This is the code snippet where the OpenCL Kernels are queued
globalWorkSizeCPU[0] = (size_t)ceil(((float)ncols) / ((float)DIM_LOCAL_WORK_GROUP_X)) * DIM_LOCAL_WORK_GROUP_X;
globalWorkSizeCPU[1] = (size_t)ceil(splittingPoint) * DIM_LOCAL_WORK_GROUP_Y;
offsetCPU[0] = 0;
offsetCPU[1] = 0;
globalWorkSizeGPU[0] = (size_t)ceil(((float)ncols) / ((float)DIM_LOCAL_WORK_GROUP_X)) * DIM_LOCAL_WORK_GROUP_X;
globalWorkSizeGPU[1] = (size_t)ceil(((float)nrows) / ((float)DIM_LOCAL_WORK_GROUP_Y) - splittingPoint) * DIM_LOCAL_WORK_GROUP_Y;
offsetGPU[0] = 0;
offsetGPU[1] = (size_t)ceil(splittingPoint) * DIM_LOCAL_WORK_GROUP_Y;
errcode = clEnqueueNDRangeKernel(clGPUCommandQue, clGPUKernel, 2, offsetGPU, globalWorkSizeGPU, localWorkSize, 0, NULL, NULL);
errcode = clEnqueueNDRangeKernel(clCPUCommandQue, clCPUKernel, 2, offsetCPU, globalWorkSizeCPU, localWorkSize, 0, NULL, NULL);
The problem here is that I am enqueuing both the kernels but from the timing results, it seems as if the kernels are not getting queued parallely.
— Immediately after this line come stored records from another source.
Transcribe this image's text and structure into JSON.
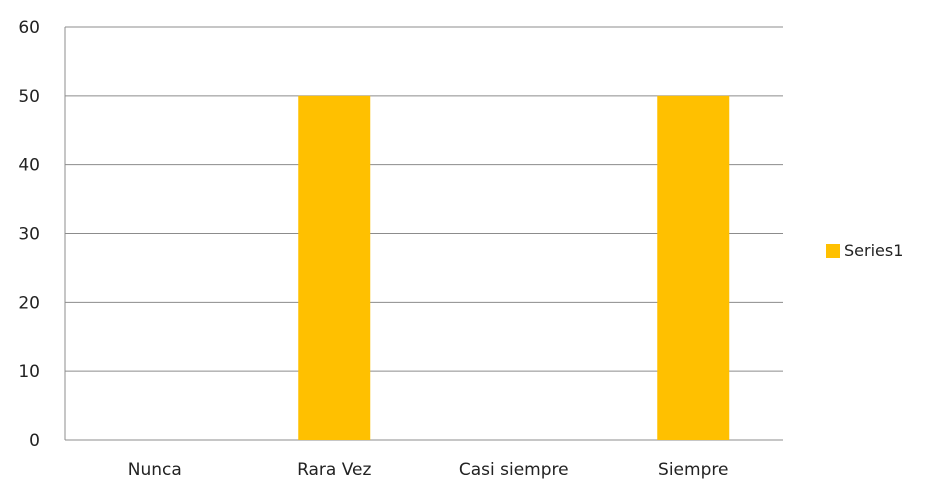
{
  "chart_data": {
    "type": "bar",
    "categories": [
      "Nunca",
      "Rara Vez",
      "Casi siempre",
      "Siempre"
    ],
    "series": [
      {
        "name": "Series1",
        "values": [
          0,
          50,
          0,
          50
        ],
        "color": "#ffc000"
      }
    ],
    "title": "",
    "xlabel": "",
    "ylabel": "",
    "ylim": [
      0,
      60
    ],
    "yticks": [
      0,
      10,
      20,
      30,
      40,
      50,
      60
    ],
    "grid": true,
    "legend_position": "right"
  },
  "legend": {
    "label": "Series1",
    "color": "#ffc000"
  }
}
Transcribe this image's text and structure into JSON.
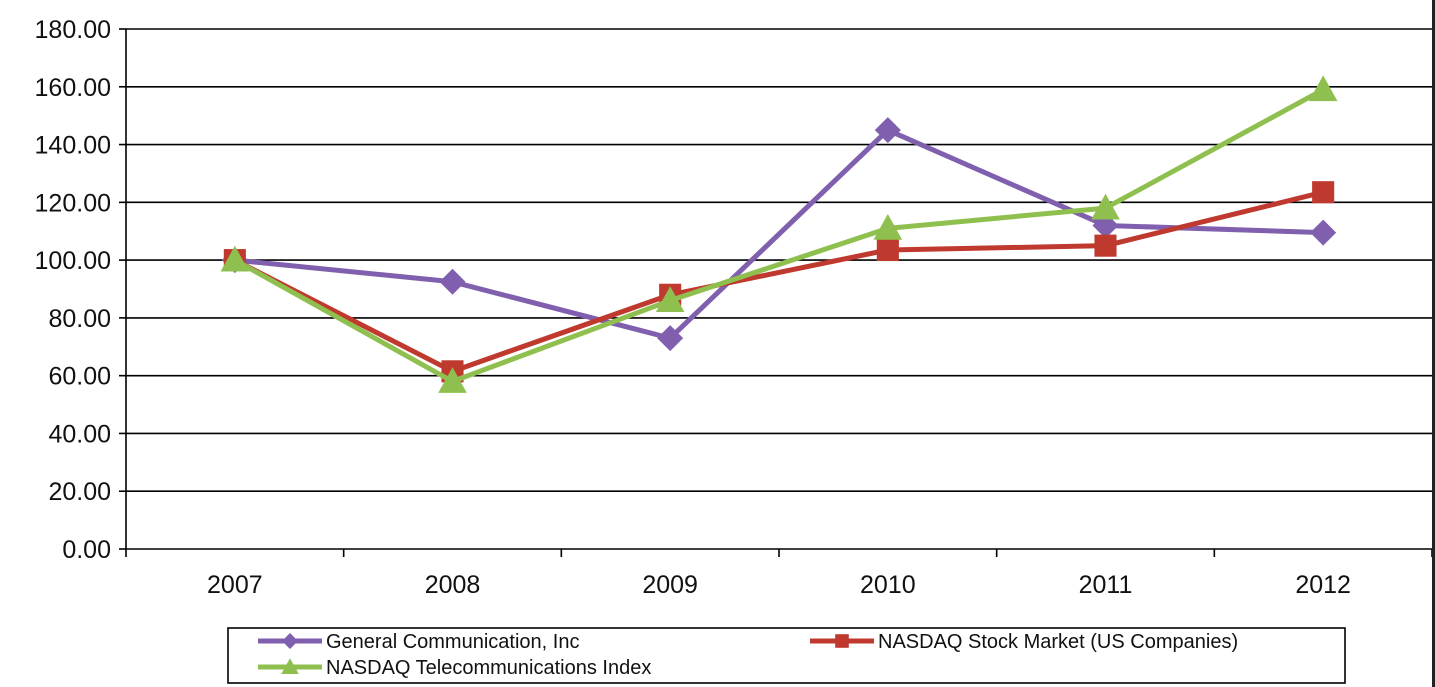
{
  "chart_data": {
    "type": "line",
    "title": "",
    "xlabel": "",
    "ylabel": "",
    "categories": [
      "2007",
      "2008",
      "2009",
      "2010",
      "2011",
      "2012"
    ],
    "ylim": [
      0,
      180
    ],
    "yticks": [
      "0.00",
      "20.00",
      "40.00",
      "60.00",
      "80.00",
      "100.00",
      "120.00",
      "140.00",
      "160.00",
      "180.00"
    ],
    "grid": true,
    "legend_position": "bottom",
    "series": [
      {
        "name": "General Communication, Inc",
        "values": [
          100,
          92.5,
          73,
          145,
          112,
          109.5
        ],
        "color": "#7f5fae",
        "marker": "diamond"
      },
      {
        "name": "NASDAQ Stock Market (US Companies)",
        "values": [
          100,
          61.5,
          88,
          103.5,
          105,
          123.5
        ],
        "color": "#c0392f",
        "marker": "square"
      },
      {
        "name": "NASDAQ Telecommunications Index",
        "values": [
          100,
          58,
          86,
          111,
          118,
          159
        ],
        "color": "#8fc04f",
        "marker": "triangle"
      }
    ]
  }
}
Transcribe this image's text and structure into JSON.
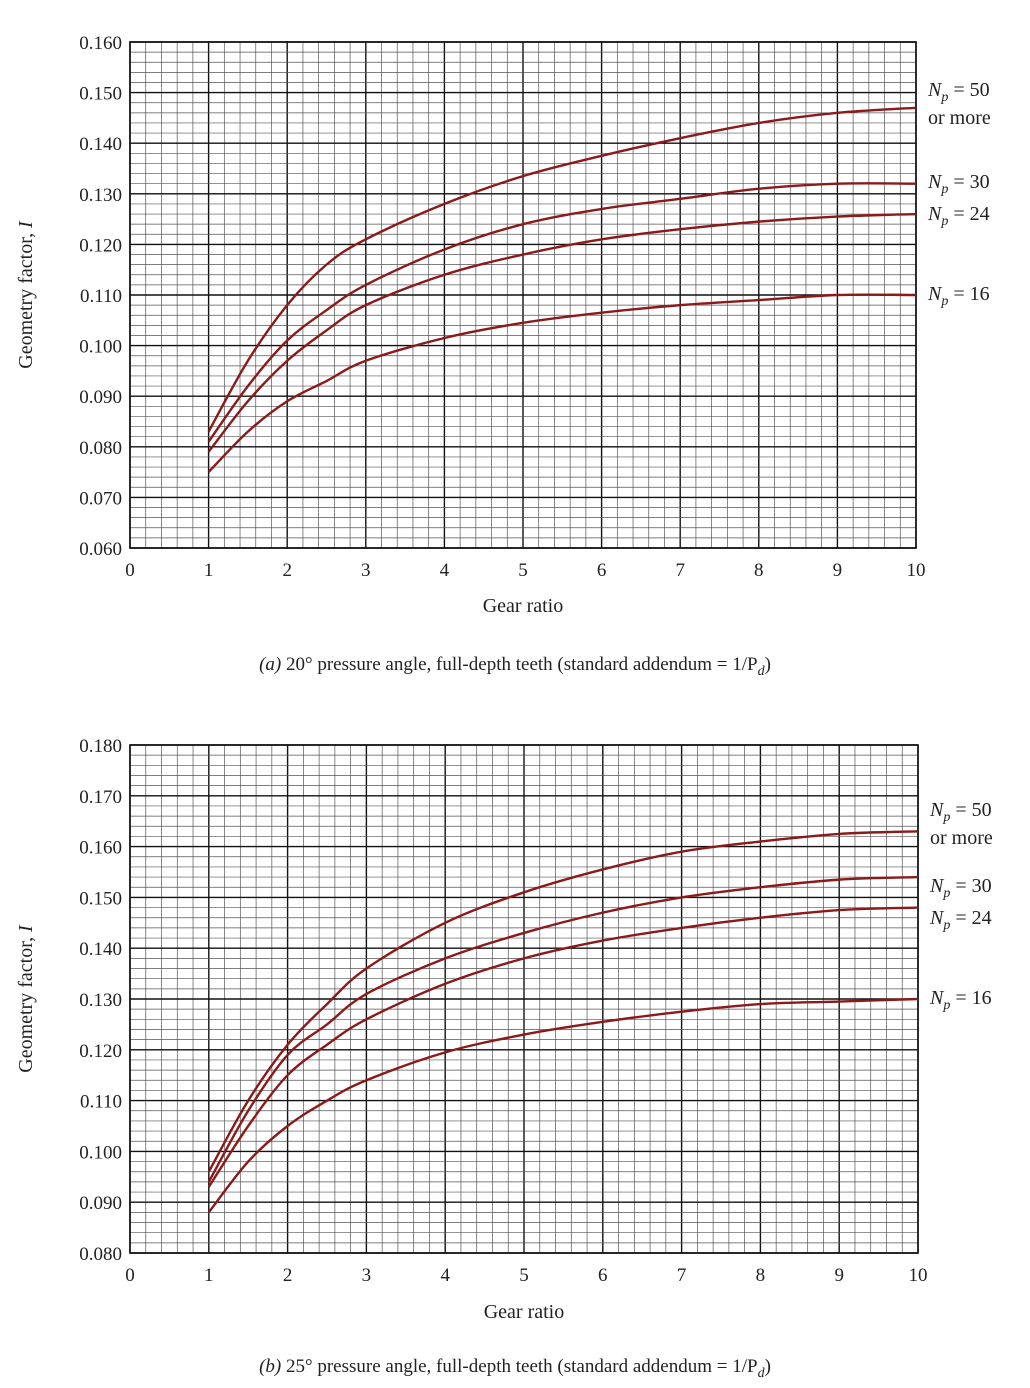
{
  "chart_data": [
    {
      "type": "line",
      "caption_id": "(a)",
      "caption_text": " 20° pressure angle, full-depth teeth (standard addendum = 1/P",
      "caption_sub": "d",
      "caption_close": ")",
      "xlabel": "Gear ratio",
      "ylabel": "Geometry factor, I",
      "xlim": [
        0,
        10
      ],
      "ylim": [
        0.06,
        0.16
      ],
      "x_ticks": [
        "0",
        "1",
        "2",
        "3",
        "4",
        "5",
        "6",
        "7",
        "8",
        "9",
        "10"
      ],
      "y_ticks": [
        "0.060",
        "0.070",
        "0.080",
        "0.090",
        "0.100",
        "0.110",
        "0.120",
        "0.130",
        "0.140",
        "0.150",
        "0.160"
      ],
      "grid": true,
      "series": [
        {
          "label_pre": "N",
          "label_sub": "p",
          "label_post": " = 50",
          "label_line2": "or more",
          "x": [
            1,
            1.5,
            2,
            2.5,
            3,
            4,
            5,
            6,
            7,
            8,
            9,
            10
          ],
          "y": [
            0.083,
            0.097,
            0.108,
            0.116,
            0.121,
            0.128,
            0.1335,
            0.1375,
            0.141,
            0.144,
            0.146,
            0.147
          ]
        },
        {
          "label_pre": "N",
          "label_sub": "p",
          "label_post": " = 30",
          "label_line2": "",
          "x": [
            1,
            1.5,
            2,
            2.5,
            3,
            4,
            5,
            6,
            7,
            8,
            9,
            10
          ],
          "y": [
            0.081,
            0.092,
            0.101,
            0.107,
            0.112,
            0.119,
            0.124,
            0.127,
            0.129,
            0.131,
            0.132,
            0.132
          ]
        },
        {
          "label_pre": "N",
          "label_sub": "p",
          "label_post": " = 24",
          "label_line2": "",
          "x": [
            1,
            1.5,
            2,
            2.5,
            3,
            4,
            5,
            6,
            7,
            8,
            9,
            10
          ],
          "y": [
            0.079,
            0.089,
            0.097,
            0.103,
            0.108,
            0.114,
            0.118,
            0.121,
            0.123,
            0.1245,
            0.1255,
            0.126
          ]
        },
        {
          "label_pre": "N",
          "label_sub": "p",
          "label_post": " = 16",
          "label_line2": "",
          "x": [
            1,
            1.5,
            2,
            2.5,
            3,
            4,
            5,
            6,
            7,
            8,
            9,
            10
          ],
          "y": [
            0.075,
            0.083,
            0.089,
            0.093,
            0.097,
            0.1015,
            0.1045,
            0.1065,
            0.108,
            0.109,
            0.11,
            0.11
          ]
        }
      ]
    },
    {
      "type": "line",
      "caption_id": "(b)",
      "caption_text": " 25° pressure angle, full-depth teeth (standard addendum = 1/P",
      "caption_sub": "d",
      "caption_close": ")",
      "xlabel": "Gear ratio",
      "ylabel": "Geometry factor, I",
      "xlim": [
        0,
        10
      ],
      "ylim": [
        0.08,
        0.18
      ],
      "x_ticks": [
        "0",
        "1",
        "2",
        "3",
        "4",
        "5",
        "6",
        "7",
        "8",
        "9",
        "10"
      ],
      "y_ticks": [
        "0.080",
        "0.090",
        "0.100",
        "0.110",
        "0.120",
        "0.130",
        "0.140",
        "0.150",
        "0.160",
        "0.170",
        "0.180"
      ],
      "grid": true,
      "series": [
        {
          "label_pre": "N",
          "label_sub": "p",
          "label_post": " = 50",
          "label_line2": "or more",
          "x": [
            1,
            1.5,
            2,
            2.5,
            3,
            4,
            5,
            6,
            7,
            8,
            9,
            10
          ],
          "y": [
            0.096,
            0.11,
            0.121,
            0.129,
            0.136,
            0.145,
            0.151,
            0.1555,
            0.159,
            0.161,
            0.1625,
            0.163
          ]
        },
        {
          "label_pre": "N",
          "label_sub": "p",
          "label_post": " = 30",
          "label_line2": "",
          "x": [
            1,
            1.5,
            2,
            2.5,
            3,
            4,
            5,
            6,
            7,
            8,
            9,
            10
          ],
          "y": [
            0.094,
            0.108,
            0.119,
            0.125,
            0.131,
            0.138,
            0.143,
            0.147,
            0.15,
            0.152,
            0.1535,
            0.154
          ]
        },
        {
          "label_pre": "N",
          "label_sub": "p",
          "label_post": " = 24",
          "label_line2": "",
          "x": [
            1,
            1.5,
            2,
            2.5,
            3,
            4,
            5,
            6,
            7,
            8,
            9,
            10
          ],
          "y": [
            0.093,
            0.105,
            0.115,
            0.121,
            0.126,
            0.133,
            0.138,
            0.1415,
            0.144,
            0.146,
            0.1475,
            0.148
          ]
        },
        {
          "label_pre": "N",
          "label_sub": "p",
          "label_post": " = 16",
          "label_line2": "",
          "x": [
            1,
            1.5,
            2,
            2.5,
            3,
            4,
            5,
            6,
            7,
            8,
            9,
            10
          ],
          "y": [
            0.088,
            0.098,
            0.105,
            0.11,
            0.114,
            0.1195,
            0.123,
            0.1255,
            0.1275,
            0.129,
            0.1295,
            0.13
          ]
        }
      ]
    }
  ]
}
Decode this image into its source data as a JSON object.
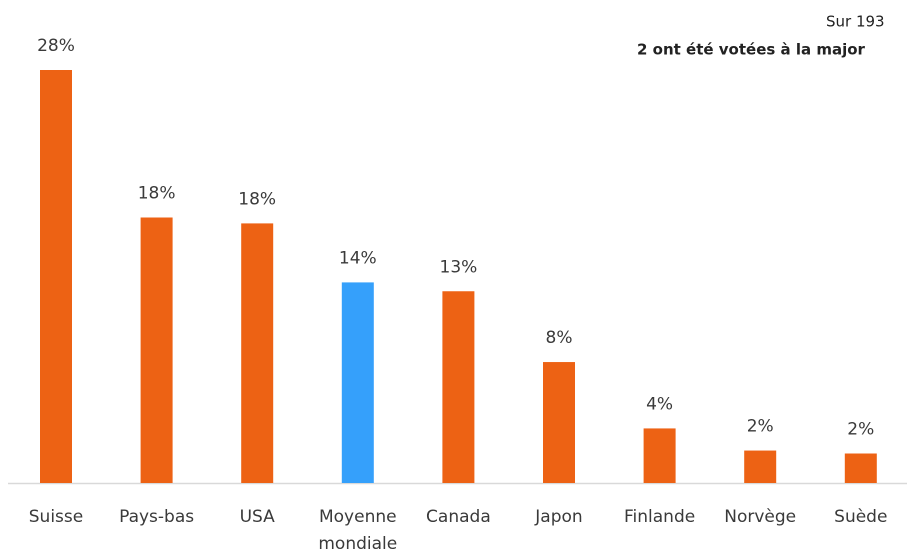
{
  "chart_data": {
    "type": "bar",
    "annotations": [
      "Sur 193",
      "2 ont été votées à la major"
    ],
    "categories": [
      "Suisse",
      "Pays-bas",
      "USA",
      "Moyenne mondiale",
      "Canada",
      "Japon",
      "Finlande",
      "Norvège",
      "Suède"
    ],
    "values": [
      28,
      18,
      17.6,
      13.6,
      13,
      8.2,
      3.7,
      2.2,
      2
    ],
    "value_labels": [
      "28%",
      "18%",
      "18%",
      "14%",
      "13%",
      "8%",
      "4%",
      "2%",
      "2%"
    ],
    "colors": [
      "#ed6214",
      "#ed6214",
      "#ed6214",
      "#35a0fb",
      "#ed6214",
      "#ed6214",
      "#ed6214",
      "#ed6214",
      "#ed6214"
    ],
    "ylim": [
      0,
      28
    ]
  }
}
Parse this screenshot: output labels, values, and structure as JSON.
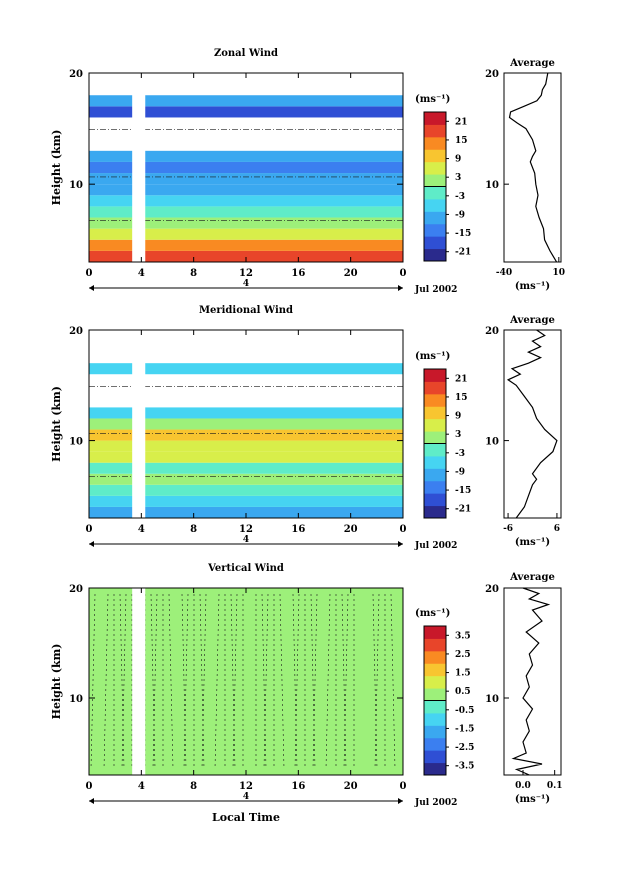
{
  "chart_data": [
    {
      "type": "heatmap",
      "title": "Zonal Wind",
      "ylabel": "Height (km)",
      "xticks": [
        "0",
        "4",
        "8",
        "12",
        "16",
        "20",
        "0"
      ],
      "yticks": [
        "10",
        "20"
      ],
      "ylim": [
        3,
        20
      ],
      "xlim": [
        0,
        24
      ],
      "date_label": "4",
      "date_suffix": "Jul 2002",
      "colorbar": {
        "unit": "(ms⁻¹)",
        "ticks": [
          "21",
          "15",
          "9",
          "3",
          "-3",
          "-9",
          "-15",
          "-21"
        ],
        "range": [
          -24,
          24
        ]
      },
      "gaps": [
        [
          3.3,
          4.3
        ]
      ],
      "layers": [
        {
          "h": 3.0,
          "v": 18
        },
        {
          "h": 4.0,
          "v": 12
        },
        {
          "h": 5.0,
          "v": 6
        },
        {
          "h": 6.0,
          "v": 2
        },
        {
          "h": 7.0,
          "v": -2
        },
        {
          "h": 8.0,
          "v": -8
        },
        {
          "h": 9.0,
          "v": -12
        },
        {
          "h": 10.0,
          "v": -12
        },
        {
          "h": 11.0,
          "v": -14
        },
        {
          "h": 12.0,
          "v": -10
        },
        {
          "h": 13.0,
          "v": null
        },
        {
          "h": 15.0,
          "v": null
        },
        {
          "h": 16.0,
          "v": -20
        },
        {
          "h": 17.0,
          "v": -10
        },
        {
          "h": 18.0,
          "v": null
        },
        {
          "h": 20.0,
          "v": null
        }
      ],
      "average": {
        "title": "Average",
        "xticks": [
          "-40",
          "10"
        ],
        "xlim": [
          -40,
          12
        ],
        "ylim": [
          3,
          20
        ],
        "yticks": [
          "10",
          "20"
        ],
        "unit": "(ms⁻¹)",
        "profile": [
          [
            3.0,
            8
          ],
          [
            3.5,
            5
          ],
          [
            4.0,
            2
          ],
          [
            5.0,
            -3
          ],
          [
            6.0,
            -4
          ],
          [
            7.0,
            -8
          ],
          [
            8.0,
            -11
          ],
          [
            9.0,
            -9
          ],
          [
            10.0,
            -11
          ],
          [
            11.0,
            -12
          ],
          [
            12.0,
            -16
          ],
          [
            12.5,
            -14
          ],
          [
            13.0,
            -11
          ],
          [
            14.0,
            -14
          ],
          [
            15.0,
            -20
          ],
          [
            15.5,
            -28
          ],
          [
            16.0,
            -35
          ],
          [
            16.5,
            -34
          ],
          [
            17.0,
            -22
          ],
          [
            17.5,
            -10
          ],
          [
            18.0,
            -6
          ],
          [
            18.5,
            -5
          ],
          [
            19.0,
            -2
          ],
          [
            20.0,
            0
          ]
        ]
      }
    },
    {
      "type": "heatmap",
      "title": "Meridional Wind",
      "ylabel": "Height (km)",
      "xticks": [
        "0",
        "4",
        "8",
        "12",
        "16",
        "20",
        "0"
      ],
      "yticks": [
        "10",
        "20"
      ],
      "ylim": [
        3,
        20
      ],
      "xlim": [
        0,
        24
      ],
      "date_label": "4",
      "date_suffix": "Jul 2002",
      "colorbar": {
        "unit": "(ms⁻¹)",
        "ticks": [
          "21",
          "15",
          "9",
          "3",
          "-3",
          "-9",
          "-15",
          "-21"
        ],
        "range": [
          -24,
          24
        ]
      },
      "gaps": [
        [
          3.3,
          4.3
        ]
      ],
      "layers": [
        {
          "h": 3.0,
          "v": -12
        },
        {
          "h": 4.0,
          "v": -8
        },
        {
          "h": 5.0,
          "v": -4
        },
        {
          "h": 6.0,
          "v": 2
        },
        {
          "h": 7.0,
          "v": -3
        },
        {
          "h": 8.0,
          "v": 4
        },
        {
          "h": 9.0,
          "v": 7
        },
        {
          "h": 10.0,
          "v": 9
        },
        {
          "h": 11.0,
          "v": 2
        },
        {
          "h": 12.0,
          "v": -6
        },
        {
          "h": 13.0,
          "v": null
        },
        {
          "h": 15.0,
          "v": null
        },
        {
          "h": 16.0,
          "v": -8
        },
        {
          "h": 17.0,
          "v": null
        },
        {
          "h": 20.0,
          "v": null
        }
      ],
      "average": {
        "title": "Average",
        "xticks": [
          "-6",
          "6"
        ],
        "xlim": [
          -7,
          7
        ],
        "ylim": [
          3,
          20
        ],
        "yticks": [
          "10",
          "20"
        ],
        "unit": "(ms⁻¹)",
        "profile": [
          [
            3.0,
            -4
          ],
          [
            4.0,
            -2
          ],
          [
            5.0,
            -1
          ],
          [
            6.0,
            0
          ],
          [
            6.5,
            1
          ],
          [
            7.0,
            0
          ],
          [
            8.0,
            2
          ],
          [
            9.0,
            5
          ],
          [
            10.0,
            6
          ],
          [
            11.0,
            3
          ],
          [
            12.0,
            1
          ],
          [
            13.0,
            0
          ],
          [
            14.0,
            -2
          ],
          [
            15.0,
            -4
          ],
          [
            15.5,
            -6
          ],
          [
            16.0,
            -3
          ],
          [
            16.5,
            -5
          ],
          [
            17.0,
            -1
          ],
          [
            17.5,
            2
          ],
          [
            18.0,
            -1
          ],
          [
            18.5,
            2
          ],
          [
            19.0,
            0
          ],
          [
            19.5,
            3
          ],
          [
            20.0,
            1
          ]
        ]
      }
    },
    {
      "type": "heatmap",
      "title": "Vertical Wind",
      "ylabel": "Height (km)",
      "xlabel": "Local Time",
      "xticks": [
        "0",
        "4",
        "8",
        "12",
        "16",
        "20",
        "0"
      ],
      "yticks": [
        "10",
        "20"
      ],
      "ylim": [
        3,
        20
      ],
      "xlim": [
        0,
        24
      ],
      "date_label": "4",
      "date_suffix": "Jul 2002",
      "colorbar": {
        "unit": "(ms⁻¹)",
        "ticks": [
          "3.5",
          "2.5",
          "1.5",
          "0.5",
          "-0.5",
          "-1.5",
          "-2.5",
          "-3.5"
        ],
        "range": [
          -4,
          4
        ]
      },
      "gaps": [
        [
          3.3,
          4.3
        ]
      ],
      "layers": [
        {
          "h": 3.0,
          "v": 0.1
        },
        {
          "h": 20.0,
          "v": 0.1
        }
      ],
      "average": {
        "title": "Average",
        "xticks": [
          "0.0",
          "0.1"
        ],
        "xlim": [
          -0.06,
          0.12
        ],
        "ylim": [
          3,
          20
        ],
        "yticks": [
          "10",
          "20"
        ],
        "unit": "(ms⁻¹)",
        "profile": [
          [
            3.0,
            0.02
          ],
          [
            3.5,
            -0.02
          ],
          [
            4.0,
            0.06
          ],
          [
            4.5,
            -0.03
          ],
          [
            5.0,
            0.01
          ],
          [
            6.0,
            0.0
          ],
          [
            7.0,
            0.02
          ],
          [
            8.0,
            0.01
          ],
          [
            9.0,
            0.03
          ],
          [
            10.0,
            0.0
          ],
          [
            11.0,
            0.02
          ],
          [
            12.0,
            0.01
          ],
          [
            13.0,
            0.03
          ],
          [
            14.0,
            0.02
          ],
          [
            15.0,
            0.05
          ],
          [
            16.0,
            0.01
          ],
          [
            17.0,
            0.06
          ],
          [
            18.0,
            0.03
          ],
          [
            18.5,
            0.08
          ],
          [
            19.0,
            0.02
          ],
          [
            19.5,
            0.05
          ],
          [
            20.0,
            0.0
          ]
        ]
      }
    }
  ]
}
The command queues are getting scheduled one after another.
I am using the Odroid XU-3 board which has a ARM CPU and a Mali GPU. Both devices run on different platforms.
Could anyone help me to solve the issue? Kind of urgent!!
I also tried reversing the order of the Enqueue functions but it did not work.